One federal judge in Pennsylvania found no legal prohibition against clawing back any monies recovered. The government, however, has a stated policy of not recovering principal from innocent investors who cashed out early.
What does this mean for investors who decide to sue of recover their investment losses? I recommend that any “profits” or interest recovered in excess of the original investment be segregated into a special account until all filing deadlines have passed. Why? To insure that these profits are available if a receiver is later appointed and a court does order that profits be turned over.
With courts allowing claw backs, why would anyone want to retain private counsel and recover their losses? Unfortunately, the federal government has very limited resources. Notwithstanding the extensive publicity that often accompanies a new Ponzi scheme or fraud prosecution, most fraudsters are not prosecuted.
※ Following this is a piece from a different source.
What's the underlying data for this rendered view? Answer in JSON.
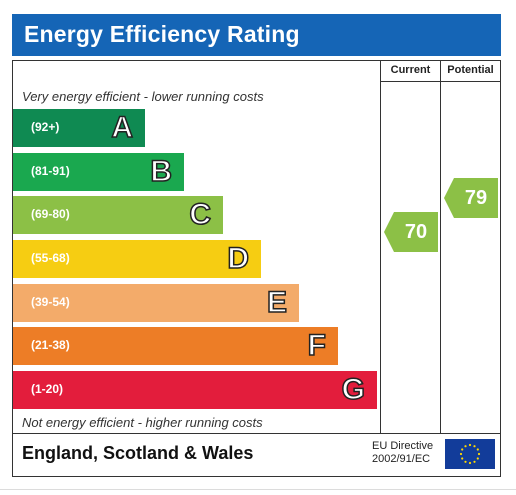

When the government does step in, receivers must share whatever is collected with all victims.
Fraud victims usually can get a much higher recovery by being first to civilly prosecute a fraudster. Collect more than your initial investment, however, and there is a chance that you might have to share your “profits” with other victims.
By waiting for the government to step in, there is a higher risk of getting nothing or very little.
The case law on claw backs is very recent and in a state of flux. Consult with a competent asset recovery lawyer before spending any of your recovery.